Antwort der Mutter: Der Lehrer habe immer sehr gute Noten gegeben, sei bei Schülern und Eltern beliebt gewesen. Also hätten fast alle geschwiegen und der Lehrer sei an der Schule geblieben. Begründung: Nun wisse ja jeder Bescheid und man habe ihn im Auge. In einem schriftlichen Vermerk des Schulleiters vom November 1992 steht die Stellungnahme des Beschuldigten: So, wie die Kinder sagen, sei es nicht gewesen. Sondern umgekehrt. Er habe sich der Kinder erwehren müssen. Und der Angeklagte machte offenbar weiter.

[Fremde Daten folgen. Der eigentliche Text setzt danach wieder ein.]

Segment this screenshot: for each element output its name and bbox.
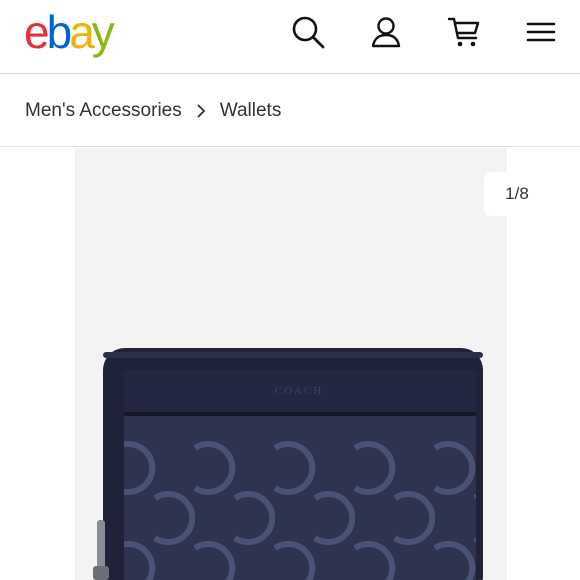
product-brand-mark: COACH [275,385,324,397]
product-image: COACH [93,348,483,580]
breadcrumb: Men's Accessories Wallets [0,75,580,147]
cart-icon [447,17,480,47]
top-header: ebay [0,0,580,74]
breadcrumb-item-wallets[interactable]: Wallets [220,100,282,122]
search-icon [292,16,325,49]
logo-letter-e: e [24,6,50,58]
image-counter: 1/8 [484,172,550,216]
menu-icon [526,22,556,42]
ebay-logo[interactable]: ebay [24,6,115,58]
cart-button[interactable] [444,12,484,52]
account-button[interactable] [366,12,406,52]
logo-letter-y: y [91,6,115,58]
logo-letter-b: b [46,6,73,58]
menu-button[interactable] [521,12,561,52]
user-icon [371,17,401,48]
product-image-gallery[interactable]: COACH [75,148,507,580]
search-button[interactable] [288,12,328,52]
chevron-right-icon [196,103,206,118]
breadcrumb-item-mens-accessories[interactable]: Men's Accessories [25,100,182,122]
logo-letter-a: a [69,6,95,58]
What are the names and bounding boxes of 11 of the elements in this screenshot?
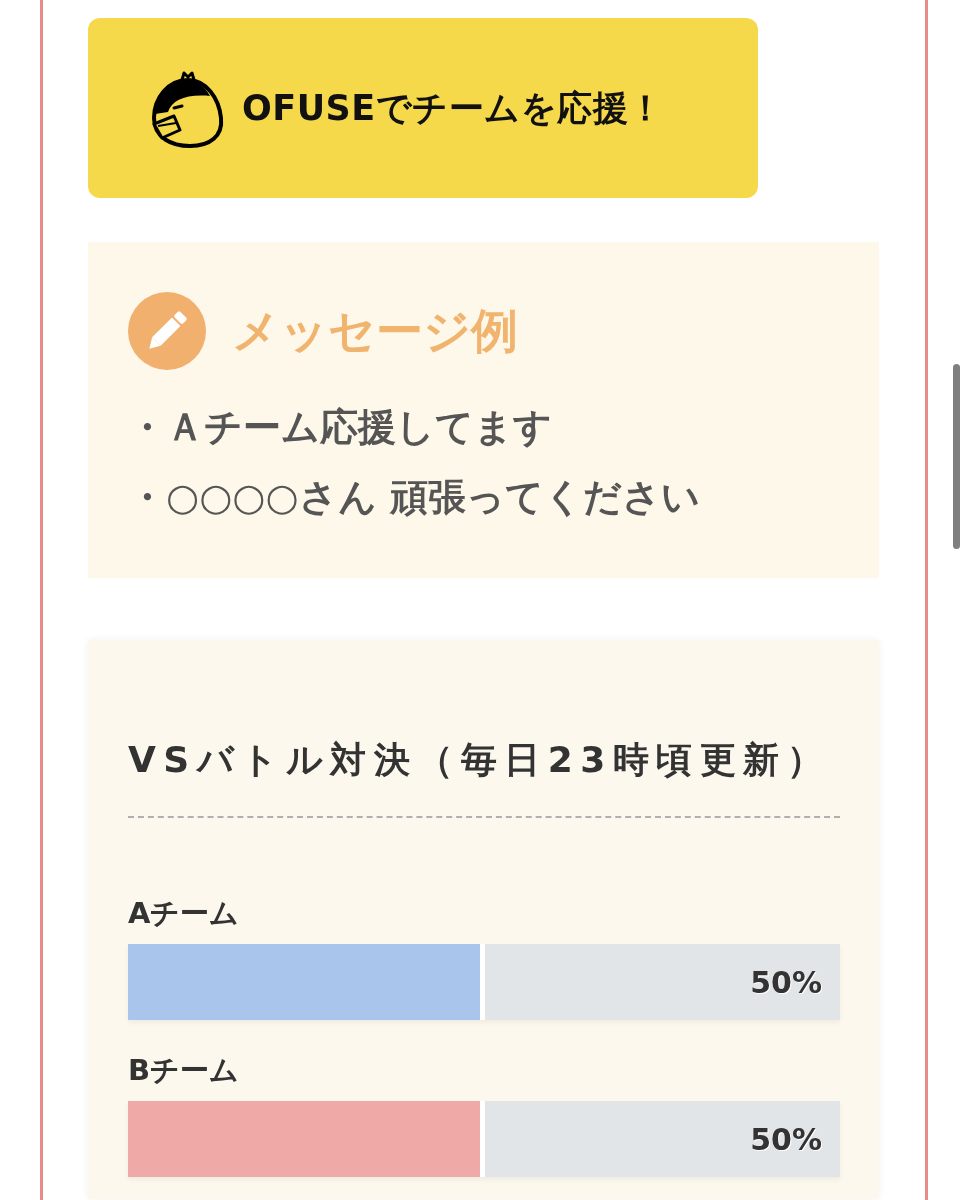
percent-label: 50% [750, 963, 822, 1002]
example-message: ・Ａチーム応援してます [128, 404, 553, 451]
card-title: VSバトル対決（毎日23時頃更新） [128, 740, 840, 818]
support-button[interactable]: OFUSEでチームを応援！ [88, 18, 758, 198]
scrollbar[interactable] [953, 364, 960, 549]
team-label: Aチーム [128, 895, 241, 932]
panel-title: メッセージ例 [232, 302, 518, 360]
percent-label: 50% [750, 1120, 822, 1159]
team-label: Bチーム [128, 1052, 241, 1089]
pencil-icon [128, 292, 206, 370]
example-message: ・○○○○さん 頑張ってください [128, 474, 701, 521]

So listet die Anklage gegen ihn fünf weitere Kinder auf, an denen er sich zwischen 1990 und 2008 in 55 Fällen vergangen haben soll. Der Mann bestreitet oder verharmlost die Übergriffe. Er war im September 2008 binnen Stunden vom Dienst suspendiert worden, nachdem sich sein jüngstes mutmaßliches Opfer offenbart hatte.